Some example project ideas

  • port a data-intensive application to a cloud and evaluate the experience, including effort involved, performance consequences, etc.
  • a group of mostly-local researchers recently proposed an approach to elastically sizing the set of nodes contributing to the distributed file system serving data-intensive applications. It's described as being for power-scaling, but it also works for changing the set of nodes in a shared cloud, to allow other applications to use resources uninterrupted. Would be interesting to explore the write-offloading approaches and/or how to integrate it most cleanly into a popular free software system (e.g., Hadoop's HDFS or KFS).
  • incremental execution of MapReduce. If a dataset is a series of time specific logs/captures from some source, and a computation runs against all of the data of many time periods, how can MapReduce be modified/managed to reuse partial/intermediate results from prior runs with each new log added?
  • instrument a cloud used for multiple activities and collect/analyze data on the resources utilization/demands.
  • byte-addressible NVRAM, of some form (e.g., PCM or memristors), is coming. How could such "storage" be used in data-intensive computing?
  • Project Deadlines


    Due October 1 (PDF emailed to instructor).

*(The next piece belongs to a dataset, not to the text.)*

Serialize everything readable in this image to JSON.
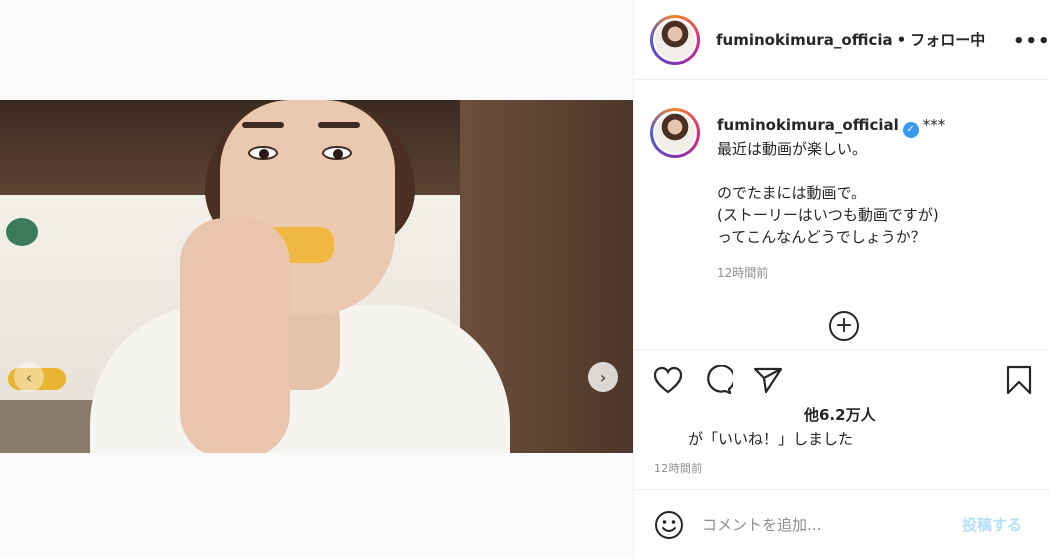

    (no more than 3 pages; single spaced, one or two columns, 10 point font or larger)

    Describe the project idea/goal, how it relates to the course material, what work must be done (suggesting how it can be partitioned among you) and what resources you will need (including software and hardware systems you already have access to). Concentrate on convincing us that it will pertain to the course, that you will be able to complete it, and that we will be able to evaluate it. The third page should be dedicated to providing an outline of your intended final paper, identifying the specific experiments to be run and what questions they will answer.

    For examples, check out this old projects page from a different class.

    In-Class Presentation

    November 29-December 1.

    Everyone will describe their project and results to the rest of the class during the last week of classes. Exactly how much time per talk will be determined once we know how many projects there will be.

    Final Report

    Due December 3 (automatic extension to December 10).

    (up to 10 pages)

    This is the final project report, written in "computer systems paper" style. It should report goals, relationship to the course, implementation design, evaluation methodology, results and analysis, discussion of hypothesis outcome, most interesting future work, and a bibliography.